The invention relates to a preparation method of an ozone non-homogeneous oxidation solid catalyst and belongs to the technical field of environmental protection and chemical catalysts. The preparation method comprises the following steps: taking attapulgite, diopside, bentonite, polyhalite, brucite and a serpentine porous material as carriers; adding surfactant trioctylmethylammonium chloride for surface activation treatment under the ultrasonic action after the carriers are subjected to lithium hypochlorite and bis (acetylacetone) beryllium reaming and modification; then enabling the ultrasonic surface activation carriers to perform hydrothermal reaction with compound mineralizer borax and potassium sulfate, catalytic activity auxiliary precursor tris(3-trifluoroacetyl-D-camphor) praseodymium (III), 1,1,1-trifluoroacetylacetone neodymium, holmium oxalate, a lutetium carbonate hydrate rare earth metal organic compound, catalytically-active central component precursor general transition metal organic compound ferrous fumarate, nickel citrate, zinc lactate and precious metal compound tetrachlorate potassium in a hydrothermal reactor under the action of emulsifier tri-cetylmethyl ammonium chloride; drying a reaction product, removing moisture and then firing at a certain temperature in a muffle furnace to obtain the ozone non-homogeneous oxidation solid catalyst.

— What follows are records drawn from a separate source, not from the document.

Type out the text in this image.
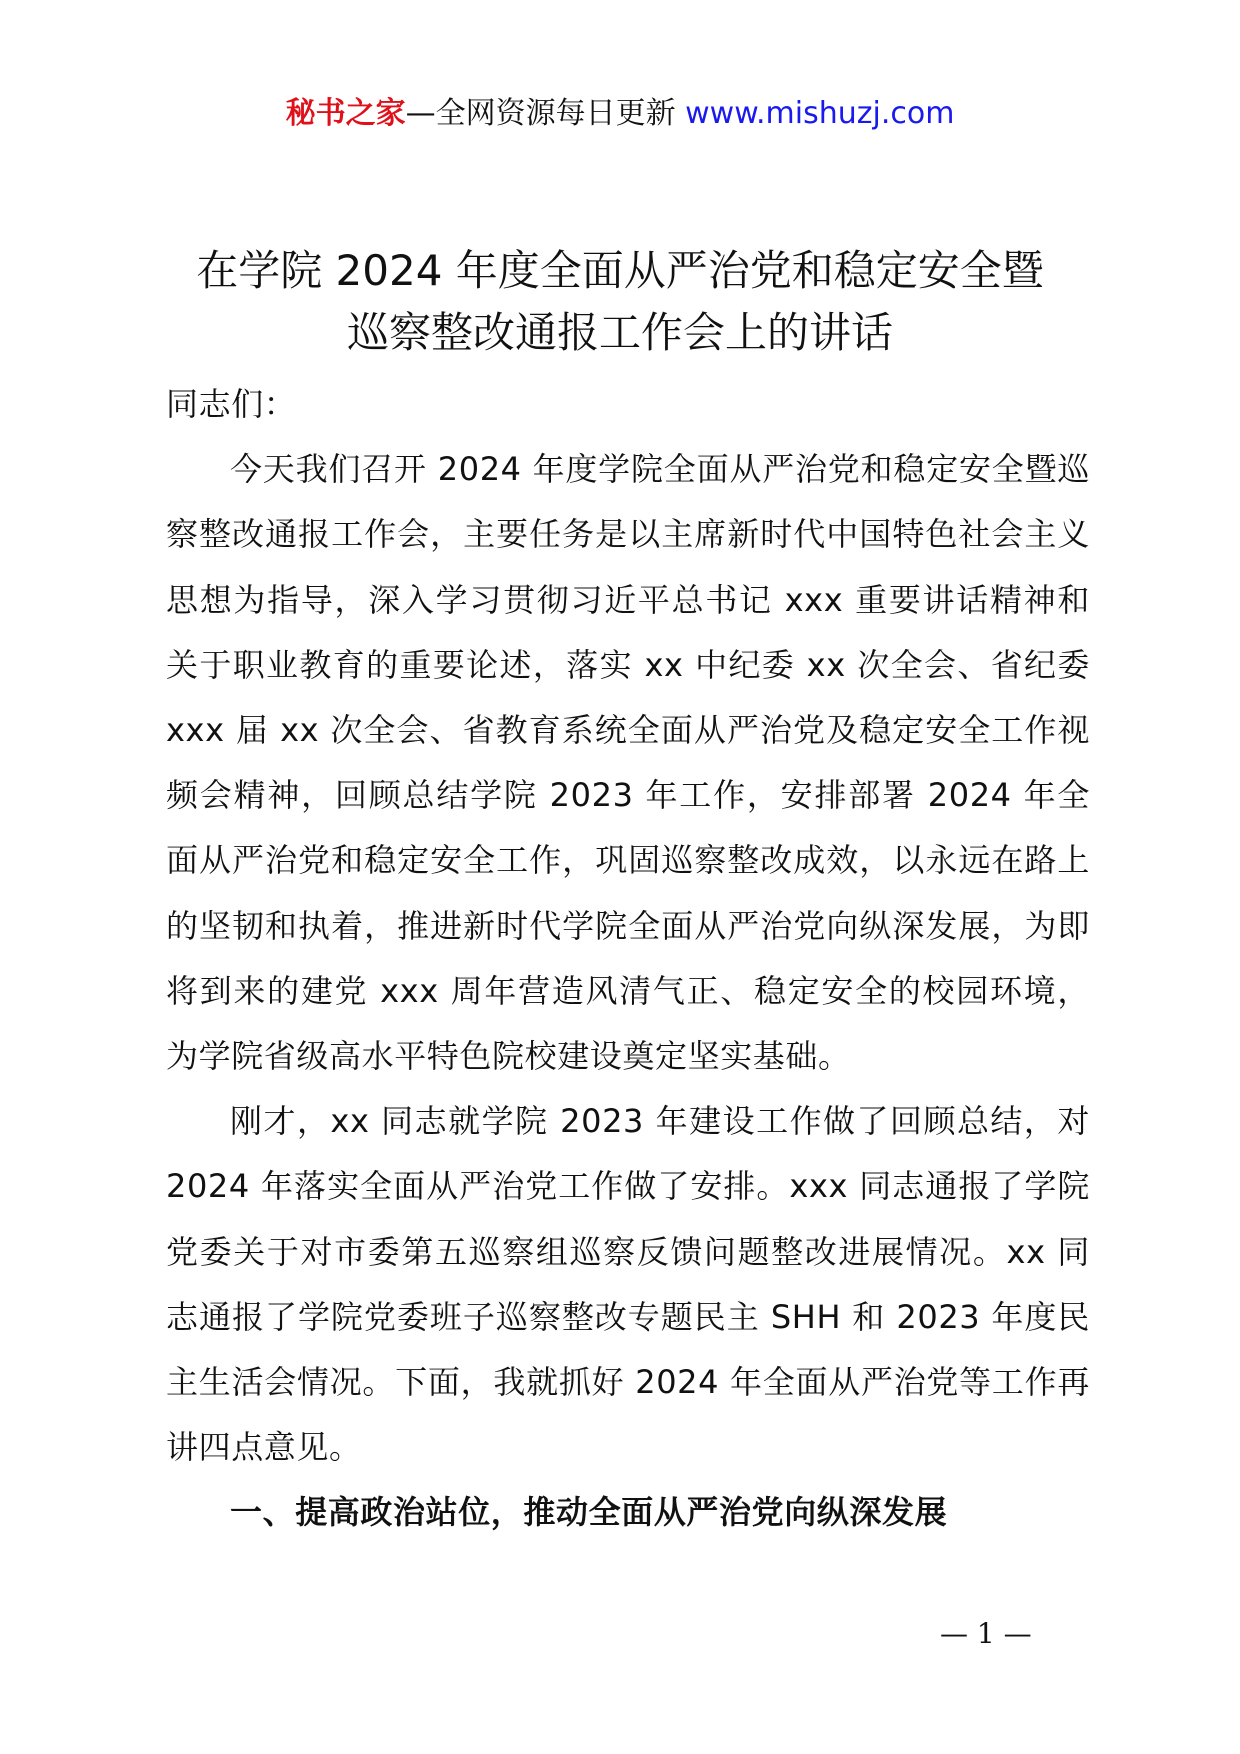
秘书之家—全网资源每日更新 www.mishuzj.com
在学院 2024 年度全面从严治党和稳定安全暨
巡察整改通报工作会上的讲话

同志们：

今天我们召开 2024 年度学院全面从严治党和稳定安全暨巡察整改通报工作会，主要任务是以主席新时代中国特色社会主义思想为指导，深入学习贯彻习近平总书记 xxx 重要讲话精神和关于职业教育的重要论述，落实 xx 中纪委 xx 次全会、省纪委 xxx 届 xx 次全会、省教育系统全面从严治党及稳定安全工作视频会精神，回顾总结学院 2023 年工作，安排部署 2024 年全面从严治党和稳定安全工作，巩固巡察整改成效，以永远在路上的坚韧和执着，推进新时代学院全面从严治党向纵深发展，为即将到来的建党 xxx 周年营造风清气正、稳定安全的校园环境，为学院省级高水平特色院校建设奠定坚实基础。

刚才，xx 同志就学院 2023 年建设工作做了回顾总结，对 2024 年落实全面从严治党工作做了安排。xxx 同志通报了学院党委关于对市委第五巡察组巡察反馈问题整改进展情况。xx 同志通报了学院党委班子巡察整改专题民主 SHH 和 2023 年度民主生活会情况。下面，我就抓好 2024 年全面从严治党等工作再讲四点意见。

一、提高政治站位，推动全面从严治党向纵深发展

— 1 —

The invention relates to a preparation method of an ozone heterogeneous oxidation solid catalyst, belonging to the technical field of an environment-friendly and chemical catalyst. The preparation method comprises the following steps: by taking attapulgite, diopside, illite, ulexite, agalmatolite and boron tribromide porous materials as carriers, performing pore expansion and modification to the carriers through lithium hypochlorite and beryllium bis(acetylacetonate), adding a surfactant methyl trioctylammonium chloride and performing surface activation treatment under ultrasonic wave effect, then leading the ultrasonically surface-activated carriers to have hydrothermal reaction with a complex mineralizer, namely borax and potassium sulfate, catalytic activity assistant precursors, namely praseodymium(III) tris[3-(trifluoromethylhydroxymethylene)-D-camphorate], promethium tricyclopentadienide, tris(4,4,4-trifluoro-1-(2-thienyl)-1,3-butanediono) europium and terbium(III) acetate hydrate rare earth metal organic compound, and catalytic active site component precursors, namely common transitional metal organic compound ferrous fumarate, nickel citrate and zirconium ammonium carbonate and precious metal compound tris(bipyridine)ruthenium(ii)chloride hexahydrate in a hydrothermal reactor under the action of an emulsifier dihydroxyethyl octadecylammonium methosulfate, drying reactive products to remove moisture, and firing in a muffle furnace at certain temperature, to obtain the ozone heterogeneous oxidation solid catalyst.